Iran International TV presenter's family detained to pressure her to resign
The family of an Iran International TV presenter have been detained in her homeland in a bid to force her off the air, the channel has revealed.
The mother, father and younger brother of the presenter, whose identify has not been revealed, are being held by the Islamic Revolutionary Guards Corps (IRGC), it said.
She received a phone call from her father in Iran early on Saturday urging her to resign. Voices of security agents could be heard in the background telling him what to say.
'I've told you a thousand times to resign. What other consequences do you expect? You have to resign,' he told her, according to Iran International.
It comes as seven Iranian men have been charged after two people were arrested during a protest outside the country's embassy on Friday.
The London -based Iran International aims to provide independent coverage of the country but its journalists have previously been targets of threats from the Iranian regime and its proxies.
Pouria Zeraati, host of Iran International's Final Word, was stabbed in the leg outside his home in London in March last year.
Iran International said in a statement that while staff have faced 'ongoing harassment, surveillance and intimidation over the years', the 'latest development crosses a new threshold'.
'The deliberate detention of a relative, coupled with the use of psychological torture, represents a cruel and calculated effort to break the will of our journalists by targeting their loved ones,' the channel said.
Spokesman Adam Baillie told The National: 'Threats against us are unsurprising but this marks a profoundly worrying turning point in the level of threat.
'You can imagine what effect this has on my colleagues.

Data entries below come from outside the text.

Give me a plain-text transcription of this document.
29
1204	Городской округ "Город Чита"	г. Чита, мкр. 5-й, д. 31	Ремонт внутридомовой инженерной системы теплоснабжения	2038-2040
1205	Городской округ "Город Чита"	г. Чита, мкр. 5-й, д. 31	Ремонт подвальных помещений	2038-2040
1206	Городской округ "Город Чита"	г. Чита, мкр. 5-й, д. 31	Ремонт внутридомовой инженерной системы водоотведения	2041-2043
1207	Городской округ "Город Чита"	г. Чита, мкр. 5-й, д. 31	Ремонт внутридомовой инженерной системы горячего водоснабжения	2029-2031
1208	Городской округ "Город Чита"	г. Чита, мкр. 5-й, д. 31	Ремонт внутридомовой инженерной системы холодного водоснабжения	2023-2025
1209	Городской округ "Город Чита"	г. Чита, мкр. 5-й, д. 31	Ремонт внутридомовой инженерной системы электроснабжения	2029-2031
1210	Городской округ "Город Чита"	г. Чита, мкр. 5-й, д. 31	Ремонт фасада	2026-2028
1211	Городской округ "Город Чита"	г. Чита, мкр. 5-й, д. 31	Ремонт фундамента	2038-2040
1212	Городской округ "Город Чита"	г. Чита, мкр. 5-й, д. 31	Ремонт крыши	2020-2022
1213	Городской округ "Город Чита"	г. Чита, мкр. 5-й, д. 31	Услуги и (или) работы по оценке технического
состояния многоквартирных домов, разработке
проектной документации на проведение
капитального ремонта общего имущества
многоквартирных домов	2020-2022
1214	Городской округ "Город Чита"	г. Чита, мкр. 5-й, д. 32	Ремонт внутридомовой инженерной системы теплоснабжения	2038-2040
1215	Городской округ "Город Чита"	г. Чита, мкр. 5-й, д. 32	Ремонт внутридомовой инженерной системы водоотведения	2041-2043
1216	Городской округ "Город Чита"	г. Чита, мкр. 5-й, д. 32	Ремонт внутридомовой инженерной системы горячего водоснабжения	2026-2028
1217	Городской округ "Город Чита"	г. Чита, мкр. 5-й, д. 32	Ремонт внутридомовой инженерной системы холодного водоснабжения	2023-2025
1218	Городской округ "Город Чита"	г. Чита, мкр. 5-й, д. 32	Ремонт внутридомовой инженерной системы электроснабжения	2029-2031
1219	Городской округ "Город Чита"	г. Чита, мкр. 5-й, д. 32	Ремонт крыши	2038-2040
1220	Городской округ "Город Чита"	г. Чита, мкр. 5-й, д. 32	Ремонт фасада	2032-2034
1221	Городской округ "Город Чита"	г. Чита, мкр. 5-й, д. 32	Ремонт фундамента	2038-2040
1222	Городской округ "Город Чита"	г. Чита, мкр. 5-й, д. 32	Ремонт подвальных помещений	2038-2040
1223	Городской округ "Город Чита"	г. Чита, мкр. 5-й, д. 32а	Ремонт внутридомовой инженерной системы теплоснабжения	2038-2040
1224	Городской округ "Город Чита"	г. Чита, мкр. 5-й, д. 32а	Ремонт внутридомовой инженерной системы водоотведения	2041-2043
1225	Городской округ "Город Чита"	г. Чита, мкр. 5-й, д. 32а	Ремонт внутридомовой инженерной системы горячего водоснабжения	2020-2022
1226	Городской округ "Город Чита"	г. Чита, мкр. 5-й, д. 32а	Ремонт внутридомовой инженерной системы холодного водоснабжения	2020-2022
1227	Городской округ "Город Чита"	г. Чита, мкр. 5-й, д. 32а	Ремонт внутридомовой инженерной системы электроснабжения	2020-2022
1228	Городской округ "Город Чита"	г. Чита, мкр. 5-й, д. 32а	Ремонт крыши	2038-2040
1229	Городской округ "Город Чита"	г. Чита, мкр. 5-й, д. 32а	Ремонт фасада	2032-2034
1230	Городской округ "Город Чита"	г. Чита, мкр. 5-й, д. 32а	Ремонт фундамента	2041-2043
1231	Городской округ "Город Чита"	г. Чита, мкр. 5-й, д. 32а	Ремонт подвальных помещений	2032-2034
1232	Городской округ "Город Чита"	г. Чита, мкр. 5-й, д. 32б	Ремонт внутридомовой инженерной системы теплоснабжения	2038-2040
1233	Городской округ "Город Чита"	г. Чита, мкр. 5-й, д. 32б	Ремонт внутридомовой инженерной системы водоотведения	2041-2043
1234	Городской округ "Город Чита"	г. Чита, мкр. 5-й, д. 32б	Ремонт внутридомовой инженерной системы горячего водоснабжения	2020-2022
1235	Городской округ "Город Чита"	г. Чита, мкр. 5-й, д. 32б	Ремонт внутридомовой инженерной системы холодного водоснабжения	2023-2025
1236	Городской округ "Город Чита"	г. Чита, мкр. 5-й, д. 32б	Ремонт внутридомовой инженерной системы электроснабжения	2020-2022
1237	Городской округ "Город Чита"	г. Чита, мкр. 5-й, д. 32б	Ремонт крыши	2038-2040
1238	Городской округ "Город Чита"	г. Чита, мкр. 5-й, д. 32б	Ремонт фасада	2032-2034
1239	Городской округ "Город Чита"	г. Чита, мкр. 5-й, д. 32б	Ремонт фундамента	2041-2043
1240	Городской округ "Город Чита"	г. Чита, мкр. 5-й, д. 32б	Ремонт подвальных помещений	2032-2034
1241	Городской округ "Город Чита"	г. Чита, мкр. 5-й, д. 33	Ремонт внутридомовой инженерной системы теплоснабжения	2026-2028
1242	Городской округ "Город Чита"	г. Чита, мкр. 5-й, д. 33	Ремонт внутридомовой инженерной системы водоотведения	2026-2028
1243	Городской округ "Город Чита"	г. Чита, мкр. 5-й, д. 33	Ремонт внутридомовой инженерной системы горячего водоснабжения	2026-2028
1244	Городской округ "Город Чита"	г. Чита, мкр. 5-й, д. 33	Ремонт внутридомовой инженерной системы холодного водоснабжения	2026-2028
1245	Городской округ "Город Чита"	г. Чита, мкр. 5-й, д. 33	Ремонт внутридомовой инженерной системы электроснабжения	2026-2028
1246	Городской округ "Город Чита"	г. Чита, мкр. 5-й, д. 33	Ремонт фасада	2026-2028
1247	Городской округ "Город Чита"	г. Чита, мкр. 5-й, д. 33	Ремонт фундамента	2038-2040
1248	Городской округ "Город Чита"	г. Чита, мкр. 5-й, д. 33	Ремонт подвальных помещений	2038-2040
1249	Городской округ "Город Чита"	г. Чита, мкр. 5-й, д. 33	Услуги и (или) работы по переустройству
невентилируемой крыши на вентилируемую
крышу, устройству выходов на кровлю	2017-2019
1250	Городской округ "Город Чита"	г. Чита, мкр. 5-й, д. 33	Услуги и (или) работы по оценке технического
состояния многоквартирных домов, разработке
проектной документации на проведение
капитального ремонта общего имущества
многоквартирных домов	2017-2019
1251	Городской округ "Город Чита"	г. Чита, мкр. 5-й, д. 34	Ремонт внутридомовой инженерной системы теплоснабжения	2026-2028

Harassment of their families is nothing new but the ferocity and nature of the threats has increased, and this one today marks a further notch higher on how far the IRGC is prepared to go in intimidating Iranians abroad.'
Death threats sent to Iran International in early 2023 led to its west London studios being given round-the-clock protection from the Met Police. Some journalists were sent to the US and others told to work from home as concerns for their safety grew.
Later that year, the presenters Sima Sabet and Fardad Farahzad, who both lived in London, were told there was a plot to murder them in a knife attack at their homes.
The plot was foiled when the would-be killer hired by Tehran's spies turned double agent, according to an investigation by ITN.
The IRGC is said to have offered $200,000 (£149,100) to a people smuggler to kill the journalists after an initial plot to plant a car bomb outside the studio was foiled due to heavy security.
Details of the plot emerged as an IT worker accused of carrying out 'hostile reconnaissance' on Iran International was sentenced to three years and six months in jail for collecting information that could be used in a terrorist attack on the channel.
Magomed-Husejn Dovtaev, an Austrian citizen originally from Chechnya, flew from Vienna to London, then went straight to its headquarters, where he secretly filmed material on his phone to "identify vulnerabilities" in security that might be exploited.
Iran can also call on networks of criminals and even its own agents, smuggled into Europe as migrants, to carry out retaliatory attacks on Israeli and Jewish targets.
These include criminals networks, such as two based in Sweden run by Kurdish gangsters Rawa Majid and Ismail Abdo, that have been accused of carrying out attacks on Israeli targets.